Sembrerà impossibile ai più la vicenda vede protagonista un uomo senza precedenti penali eppure trovato in possesso di una discreta quantità di cocaina destinata al mercato della Sardegna. Eppure bisogna credere al racconto di quell' uomo disperato. Chi ha memoria ed esperienza dei meccanismi che permettono al grande crimine di sfuggire alle maglie della rete investigativa sa pure che spesso persone insospettabili finiscono per restare irretiti, per ingenuità, per sete di denaro o semplicemente per bisogno, da criminali professionisti.

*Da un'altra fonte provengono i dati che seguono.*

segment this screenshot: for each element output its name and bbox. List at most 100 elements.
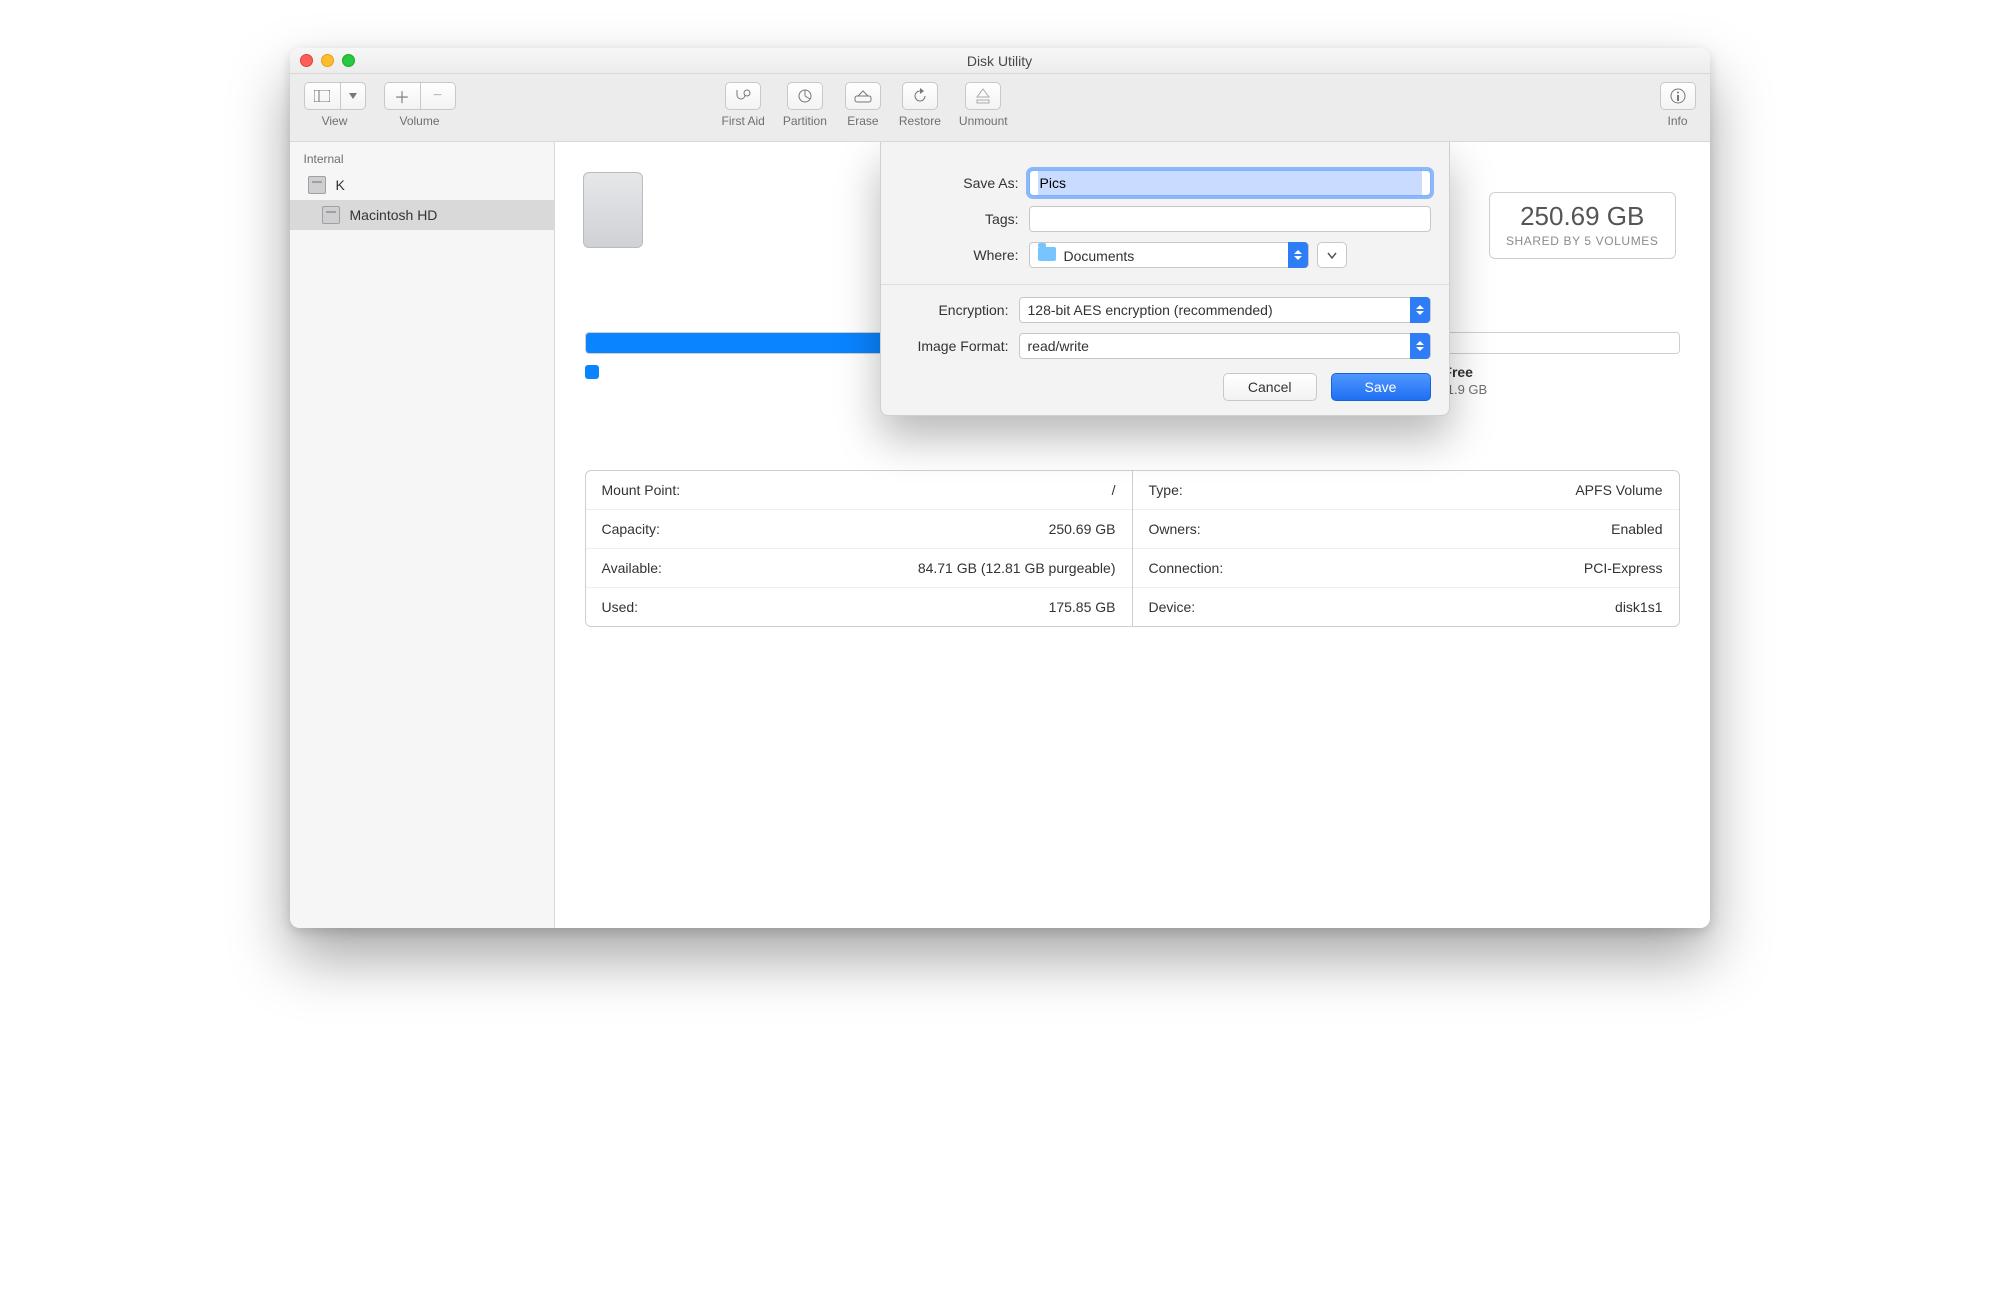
format-label: Image Format: [899, 338, 1019, 354]
tb-group-info: Info [1660, 82, 1696, 128]
volume-add-button[interactable]: ＋ [384, 82, 420, 110]
detail-key: Used: [602, 599, 639, 615]
capacity-subtitle: SHARED BY 5 VOLUMES [1506, 234, 1659, 248]
detail-val: / [1112, 482, 1116, 498]
row-encryption: Encryption: 128-bit AES encryption (reco… [899, 297, 1431, 323]
detail-val: PCI-Express [1584, 560, 1663, 576]
info-button[interactable] [1660, 82, 1696, 110]
detail-row: Mount Point: / [586, 471, 1132, 510]
capacity-value: 250.69 GB [1506, 201, 1659, 232]
details-table: Mount Point: / Capacity:250.69 GB Availab… [585, 470, 1680, 627]
detail-row: Owners: Enabled [1133, 510, 1679, 549]
detail-key: Type: [1149, 482, 1183, 498]
row-format: Image Format: read/write [899, 333, 1431, 359]
tb-label-volume: Volume [399, 114, 439, 128]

Il protagonista della nostra storia, poi, sembra avere tutti i requisiti del perfetto «utile idiota»: disoccupato con figli a carico, squattrinato e per giunta schiavo del vizio del videogioco. Non a caso è stato avvicinato in una sala giochi, il luogo dove probabilmente stava più a lungo, essendo privo di impegni di lavoro e poco felice di stare in casa a guardare i propri figli affamati. Chissà da quanto tempo i padroni della coca lo stavano ad osservare, calcolandone i tempi di resistenza e la capacità a restare «integro». Non a caso si manifestano quando l'uomo ha visto liquefarsi gli ultimi dieci euro, ingoiati dalla vorace slot machine.
METODO MAFIOSO
Così si catturano le persone deboli, specialmente in una comunità chiusa, come può essere la provincia sarda. Non è una tecnica nuova né mai sperimentata. È una tecnica mafiosa, senza per questo voler dire che in Sardegna è sbarcata Cosa nostra siciliana. Il metodo è quello. In Sicilia il «vivaio» mafioso veniva tenuto sotto costante osservazione e la selezione era lenta e inesorabile. Oggi si va più per le spicce e gli arruolabili sono aumentati per via della crisi economica che produce più poveri e più disoccupati.
Tra i Settanta e gli Ottanta, a Palermo, Cosa nostra - quella italo-americana - utilizzò un esercito di casalinghe insospettabili per il traffico di eroina Sicilia-New York. Si trattava di tranquille signore non più giovanissime (per allontanare i sospetti) che venivano «vestite» con sacchetti di droga sotto gli abiti. Ovviamente quelle erano consenzienti, anche se completamente estranee all'organizzazione.
LE CASALINGHE NEGLI USA
Spesso partivano lasciando all'oscuro anche i rispettivi mariti. Il «premio», oltre al compenso pattuito, prevedeva una settimana di allegra vacanza newyorchese, completa di gigolò. Interrogate dopo l' arresto, quasi tutte ammettevano la colpa, giustificandosi: «Avevo bisogno di una nuova, bella, cucina all' americana».